The Health Benefits according to Cancer Perspective
1. Bone cancer (Osteosarcoma(35%))
Curcumin the main ingredient of turmeric has shown to induce cell apoptosis in human osteosarcoma. Dr. Li Y, and scientists at the Qilu Hospital, Shandong University indicated that curcumin caused marked inhibition of osteosarcoma cell growth and G2/M phase cell cycle arrest. This was associated with concomitant attenuation of Notch-1 and downregulation of its downstream genes, such as matrix metalloproteinases, resulting in the inhibition of osteosarcoma cell invasion through Matrigel. We also found that specific downregulation of Notch-1 via small-interfering RNA prior to curcumin treatment resulted in enhanced inhibition of cell growth and invasion(1).

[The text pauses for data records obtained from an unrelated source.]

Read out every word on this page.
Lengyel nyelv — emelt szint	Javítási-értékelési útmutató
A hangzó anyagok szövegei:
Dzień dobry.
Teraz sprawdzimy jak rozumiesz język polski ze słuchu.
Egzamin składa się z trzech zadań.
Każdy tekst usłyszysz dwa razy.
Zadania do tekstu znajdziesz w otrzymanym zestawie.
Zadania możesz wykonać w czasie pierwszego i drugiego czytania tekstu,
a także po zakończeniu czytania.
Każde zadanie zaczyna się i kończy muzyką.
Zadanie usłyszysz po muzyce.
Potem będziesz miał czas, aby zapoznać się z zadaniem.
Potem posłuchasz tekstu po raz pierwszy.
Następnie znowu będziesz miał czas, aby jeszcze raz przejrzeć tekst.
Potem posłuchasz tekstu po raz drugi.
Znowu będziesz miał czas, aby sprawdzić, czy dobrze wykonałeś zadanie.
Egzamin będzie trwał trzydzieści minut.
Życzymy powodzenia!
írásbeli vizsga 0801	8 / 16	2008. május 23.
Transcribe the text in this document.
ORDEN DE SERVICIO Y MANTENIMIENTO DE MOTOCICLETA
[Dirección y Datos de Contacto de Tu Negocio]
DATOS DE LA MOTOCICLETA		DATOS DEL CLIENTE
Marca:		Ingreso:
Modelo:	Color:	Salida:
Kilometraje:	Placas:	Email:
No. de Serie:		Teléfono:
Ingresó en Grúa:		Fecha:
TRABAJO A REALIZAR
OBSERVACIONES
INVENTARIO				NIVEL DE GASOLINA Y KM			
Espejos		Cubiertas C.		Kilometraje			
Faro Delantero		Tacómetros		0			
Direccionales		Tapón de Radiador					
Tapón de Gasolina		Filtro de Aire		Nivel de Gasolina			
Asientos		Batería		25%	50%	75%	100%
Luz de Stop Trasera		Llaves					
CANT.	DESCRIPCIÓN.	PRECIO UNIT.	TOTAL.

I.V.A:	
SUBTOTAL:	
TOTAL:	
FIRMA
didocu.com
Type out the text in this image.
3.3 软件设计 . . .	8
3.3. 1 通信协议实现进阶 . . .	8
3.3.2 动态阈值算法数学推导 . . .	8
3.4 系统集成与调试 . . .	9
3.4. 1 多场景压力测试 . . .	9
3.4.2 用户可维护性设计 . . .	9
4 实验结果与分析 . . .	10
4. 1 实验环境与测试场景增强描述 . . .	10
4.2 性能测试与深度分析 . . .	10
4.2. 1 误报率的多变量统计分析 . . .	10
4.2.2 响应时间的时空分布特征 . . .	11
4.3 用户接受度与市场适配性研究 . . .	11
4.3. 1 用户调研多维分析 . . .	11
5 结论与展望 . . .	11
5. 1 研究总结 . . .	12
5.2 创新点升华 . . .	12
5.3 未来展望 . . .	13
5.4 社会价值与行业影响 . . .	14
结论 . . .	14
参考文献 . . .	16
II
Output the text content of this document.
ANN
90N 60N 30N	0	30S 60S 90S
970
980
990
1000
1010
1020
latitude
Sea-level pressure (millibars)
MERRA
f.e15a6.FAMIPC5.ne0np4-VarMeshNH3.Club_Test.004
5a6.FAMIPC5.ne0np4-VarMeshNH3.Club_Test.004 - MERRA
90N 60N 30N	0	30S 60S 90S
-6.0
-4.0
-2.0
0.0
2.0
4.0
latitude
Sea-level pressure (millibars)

2. Bone cancer (Chondrosarcoma(25%))
Turmeric, principal curcuminoid of the popular Indian spice, a rhizomatousherbaceous perennial plant of the ginger family, Zingiberaceae, native to tropical South Asia, Curcumin the main ingredient of turmeric has shown to induce cell apoptosis in human chondrosarcoma. Dr. Lee HP, and scientists at the China Medical University Hospital, found that Curcumin induced upregulation of Fas, FasL, and DR5 expression in chondrosarcoma cells. Transfection of cells with Fas, FasL, or DR5 siRNA reduced curcumin-induced cell death. In addition, p53 involved in curcumin-mediated Fas, FasL, and DR5 expression and cell apoptosis in chondrosarcoma cells. Most importantly, animal studies revealed a dramatic 60% reduction in tumor volume after 21days of treatment(2).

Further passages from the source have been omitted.